- Italian theatrical release poster
- Directed by: Antonio Margheriti
- Written by: Tonino Valerii; Anthony Dawson;
- Story by: Ernesto Gastaldi
- Produced by: Felice Testa Gay
- Starring: Barbara Steele; George Ardisson; Halina Zalewska;
- Cinematography: Riccardo Pallottini
- Edited by: Mario Serandrei
- Music by: Carlo Rustichelli
- Production company: Cinegai S.p.A.
- Distributed by: U.N.I.D.I.S. (Italy)
- Release date: December 30, 1964 (Italy);
- Running time: 100 minutes
- Country: Italy
- Box office: ₤321 million

= The Long Hair of Death =

The Long Hair of Death (I lunghi capelli della morte) is a 1964 Italian horror film directed by Antonio Margheriti. It stars British actress Barbara Steele in the roles of Helen Rochefort and Mary, Italian actor George Ardisson as Kurt Humboldt, and Polish actress Halina Zalewska in a dual role as Adele Karnstein and her daughter Lisabeth. It is set in a 15th-century feudal castle, and the nearby village.

==Plot==
In a 15th-century feudal village, Adele Karnstein is accused of witchcraft and burned at the stake. Her beautiful older daughter Helen knows the real reason for the execution is Count Franz Humboldt's sexual desire for her mother. After confronting the count, he kills Helen. Adele's younger daughter, Lisabeth, is taken to live in the Humboldt castle. When she grows up Lisabeth is forced to marry the count's worthless son, Kurt. A horrible and deadly plague sweeps the land. During a thunderstorm, a mysterious woman appears named Mary, strongly resembling Helen. In an atmosphere of cruelty, superstition, sexuality, and the plague's scourge, Mary begins to avenge Adele's death.

==Production==
The Long Hair of Death was written by Ernesto Gastaldi and Tonino Valerii. Gastaldi told Tim Lucas that Valerii had attempted to start his career as a director with the film, but that the producer had Antonio Margheriti chosen. Gastaldi also stated that the producer did not have Valerii direct as he had no experience at that time.

Most of the production was shot at Massimo Castle in Arsoli.

==Release==
Produced by Felice Testa Gay's company Cinegai S.p.A., I lunghi capelli della morte was released in Italy on December 30, 1964, through the distributor U.N.I.D.I.S. It grossed a total of 321 million Italian lira on its theatrical release.

The film was released on DVD in the United States by East West Entertainment, as a double feature with Terror-Creatures from the Grave, and through the Midnight Choir label as a double feature with An Angel for Satan. In 2014, it was released on Blu-ray in the United States by Raro Video.

==Reception==
In a contemporary review, the Monthly Film Bulletin found the film was "erratically scripted, unusually clumsily dubbed, and sagging badly in the middle"
it still had "enough good sequences to lift it well out of the rut" and was "a pleasingly atmospheric Gothic tale". The review compared Margheriti to Mario Bava, stating that he "hasn't quite the same gift as Bava for this sort of thing" but still "acquits himself creditably". The review also praised the acting of Halina Zalewska and Barbara Steele finding the latter to be "her usual extraordinary self".

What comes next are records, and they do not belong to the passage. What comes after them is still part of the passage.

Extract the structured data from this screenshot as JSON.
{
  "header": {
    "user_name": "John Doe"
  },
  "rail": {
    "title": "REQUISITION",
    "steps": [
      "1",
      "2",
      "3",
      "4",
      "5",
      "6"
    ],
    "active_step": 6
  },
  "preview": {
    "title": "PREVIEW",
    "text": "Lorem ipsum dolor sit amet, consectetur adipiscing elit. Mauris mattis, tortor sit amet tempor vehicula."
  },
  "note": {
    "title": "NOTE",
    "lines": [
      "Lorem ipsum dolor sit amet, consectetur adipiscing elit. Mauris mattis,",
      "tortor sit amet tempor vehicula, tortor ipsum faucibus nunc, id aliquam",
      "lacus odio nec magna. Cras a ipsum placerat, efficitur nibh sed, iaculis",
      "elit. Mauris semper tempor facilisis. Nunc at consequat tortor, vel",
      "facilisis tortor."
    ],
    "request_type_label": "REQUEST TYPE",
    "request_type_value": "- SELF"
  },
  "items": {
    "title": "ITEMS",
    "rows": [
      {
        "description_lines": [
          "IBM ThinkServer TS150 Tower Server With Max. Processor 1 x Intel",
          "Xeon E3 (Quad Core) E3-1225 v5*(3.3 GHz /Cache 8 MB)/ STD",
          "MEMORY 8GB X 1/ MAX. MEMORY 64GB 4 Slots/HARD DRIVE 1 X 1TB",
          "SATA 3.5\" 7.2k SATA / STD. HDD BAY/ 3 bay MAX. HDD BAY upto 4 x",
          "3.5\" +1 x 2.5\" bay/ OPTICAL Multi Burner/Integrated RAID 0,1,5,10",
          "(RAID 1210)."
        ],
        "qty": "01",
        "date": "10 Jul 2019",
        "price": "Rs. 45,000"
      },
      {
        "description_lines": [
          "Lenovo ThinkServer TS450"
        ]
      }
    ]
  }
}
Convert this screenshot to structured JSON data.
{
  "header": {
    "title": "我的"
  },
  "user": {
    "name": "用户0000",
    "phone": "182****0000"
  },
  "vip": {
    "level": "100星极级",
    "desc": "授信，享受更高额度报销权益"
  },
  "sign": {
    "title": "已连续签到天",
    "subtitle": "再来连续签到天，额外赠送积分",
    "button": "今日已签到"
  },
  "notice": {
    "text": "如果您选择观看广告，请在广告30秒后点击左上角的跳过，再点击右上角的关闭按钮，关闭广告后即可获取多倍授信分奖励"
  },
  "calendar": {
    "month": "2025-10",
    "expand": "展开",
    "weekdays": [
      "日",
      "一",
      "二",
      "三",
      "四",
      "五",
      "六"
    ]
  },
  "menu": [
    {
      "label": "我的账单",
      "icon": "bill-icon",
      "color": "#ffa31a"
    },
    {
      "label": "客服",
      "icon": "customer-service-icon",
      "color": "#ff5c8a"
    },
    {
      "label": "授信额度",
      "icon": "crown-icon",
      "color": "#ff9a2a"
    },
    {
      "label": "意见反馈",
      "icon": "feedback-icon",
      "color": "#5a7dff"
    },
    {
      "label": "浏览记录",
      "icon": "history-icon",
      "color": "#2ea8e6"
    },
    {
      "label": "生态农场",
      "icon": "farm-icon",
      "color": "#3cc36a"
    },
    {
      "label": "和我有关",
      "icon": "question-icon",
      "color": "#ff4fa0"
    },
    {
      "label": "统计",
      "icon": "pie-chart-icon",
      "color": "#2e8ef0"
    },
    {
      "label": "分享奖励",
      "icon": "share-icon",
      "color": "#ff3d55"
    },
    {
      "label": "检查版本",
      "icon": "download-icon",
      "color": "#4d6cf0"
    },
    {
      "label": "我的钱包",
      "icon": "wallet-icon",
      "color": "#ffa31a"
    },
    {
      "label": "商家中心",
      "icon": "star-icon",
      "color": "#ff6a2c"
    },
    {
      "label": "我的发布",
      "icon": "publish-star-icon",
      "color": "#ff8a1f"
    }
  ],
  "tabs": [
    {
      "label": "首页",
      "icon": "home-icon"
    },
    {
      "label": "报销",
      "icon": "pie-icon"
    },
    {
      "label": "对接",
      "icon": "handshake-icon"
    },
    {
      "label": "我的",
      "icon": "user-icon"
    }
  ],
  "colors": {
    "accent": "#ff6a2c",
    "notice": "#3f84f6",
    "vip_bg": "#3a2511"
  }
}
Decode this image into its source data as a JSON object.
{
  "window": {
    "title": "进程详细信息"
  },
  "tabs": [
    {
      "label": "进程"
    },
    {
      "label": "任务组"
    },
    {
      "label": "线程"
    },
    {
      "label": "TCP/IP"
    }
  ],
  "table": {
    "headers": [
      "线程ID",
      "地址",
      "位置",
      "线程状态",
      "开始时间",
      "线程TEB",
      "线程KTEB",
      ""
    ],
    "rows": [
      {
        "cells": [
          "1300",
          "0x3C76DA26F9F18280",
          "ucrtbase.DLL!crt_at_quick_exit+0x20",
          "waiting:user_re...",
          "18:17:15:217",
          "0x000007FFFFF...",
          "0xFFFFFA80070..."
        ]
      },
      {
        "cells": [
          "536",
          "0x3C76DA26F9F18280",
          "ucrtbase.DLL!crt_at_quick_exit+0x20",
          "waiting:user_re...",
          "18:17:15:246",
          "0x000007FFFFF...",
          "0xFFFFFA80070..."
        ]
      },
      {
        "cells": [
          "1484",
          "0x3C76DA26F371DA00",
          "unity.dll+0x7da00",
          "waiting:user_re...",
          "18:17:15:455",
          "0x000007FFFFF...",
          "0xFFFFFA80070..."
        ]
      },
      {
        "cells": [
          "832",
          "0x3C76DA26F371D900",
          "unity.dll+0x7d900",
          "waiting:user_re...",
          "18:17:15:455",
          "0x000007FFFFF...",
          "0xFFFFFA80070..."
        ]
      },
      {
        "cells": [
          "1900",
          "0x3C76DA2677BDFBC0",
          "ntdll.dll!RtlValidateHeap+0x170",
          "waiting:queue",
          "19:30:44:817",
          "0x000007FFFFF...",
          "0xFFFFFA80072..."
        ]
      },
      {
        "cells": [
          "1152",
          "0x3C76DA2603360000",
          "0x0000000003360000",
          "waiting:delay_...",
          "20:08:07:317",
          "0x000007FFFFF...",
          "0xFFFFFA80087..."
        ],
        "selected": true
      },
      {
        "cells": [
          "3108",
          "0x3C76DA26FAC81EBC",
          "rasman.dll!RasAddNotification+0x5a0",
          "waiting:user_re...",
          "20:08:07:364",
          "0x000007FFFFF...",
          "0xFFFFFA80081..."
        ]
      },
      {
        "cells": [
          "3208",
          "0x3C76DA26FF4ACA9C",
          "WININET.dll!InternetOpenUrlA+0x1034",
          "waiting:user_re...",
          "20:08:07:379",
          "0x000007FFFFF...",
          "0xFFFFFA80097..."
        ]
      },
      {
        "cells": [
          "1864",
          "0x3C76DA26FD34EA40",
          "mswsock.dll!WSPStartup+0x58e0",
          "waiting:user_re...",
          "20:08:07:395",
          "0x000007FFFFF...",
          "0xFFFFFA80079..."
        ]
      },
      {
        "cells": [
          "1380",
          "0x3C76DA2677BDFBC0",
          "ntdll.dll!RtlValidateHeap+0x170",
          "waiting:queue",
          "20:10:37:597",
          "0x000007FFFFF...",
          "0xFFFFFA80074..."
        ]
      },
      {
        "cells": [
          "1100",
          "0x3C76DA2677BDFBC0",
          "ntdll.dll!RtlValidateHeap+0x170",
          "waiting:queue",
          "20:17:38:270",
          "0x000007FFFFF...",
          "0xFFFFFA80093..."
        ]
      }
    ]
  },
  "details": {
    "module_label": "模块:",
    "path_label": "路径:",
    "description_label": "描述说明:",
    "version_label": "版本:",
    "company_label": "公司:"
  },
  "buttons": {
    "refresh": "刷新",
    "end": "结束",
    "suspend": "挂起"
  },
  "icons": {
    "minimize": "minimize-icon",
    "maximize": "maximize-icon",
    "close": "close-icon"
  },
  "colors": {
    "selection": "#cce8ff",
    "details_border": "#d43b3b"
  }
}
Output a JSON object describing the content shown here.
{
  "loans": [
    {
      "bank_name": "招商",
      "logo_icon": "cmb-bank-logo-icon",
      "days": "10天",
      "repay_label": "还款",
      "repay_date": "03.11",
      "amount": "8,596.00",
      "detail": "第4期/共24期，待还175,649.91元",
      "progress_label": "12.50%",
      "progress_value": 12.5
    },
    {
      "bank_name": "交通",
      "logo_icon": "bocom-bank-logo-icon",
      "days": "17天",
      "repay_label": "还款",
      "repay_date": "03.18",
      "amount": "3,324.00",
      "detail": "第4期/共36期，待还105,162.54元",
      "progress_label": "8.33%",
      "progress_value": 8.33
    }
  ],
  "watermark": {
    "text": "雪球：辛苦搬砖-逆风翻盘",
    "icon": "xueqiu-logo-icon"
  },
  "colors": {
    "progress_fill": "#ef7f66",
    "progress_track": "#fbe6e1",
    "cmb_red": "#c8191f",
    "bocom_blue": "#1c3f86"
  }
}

In retrospective reviews, the film was called a "superior monochrome gothic". Roberto Curti, author of Italian Gothic Horror Films felt the film was not as strong as Margheriti's Danza macabara (Castle of Blood). Margheriti himself stated that he did not like the film, because he felt the script and story were of poor quality.Video Librarian referred to the film as a "minor classic of Gothic horror" noting that it was "short on traditional horror set pieces (and plot)" but "boasts plenty of lovely imagery and ominous atmosphere."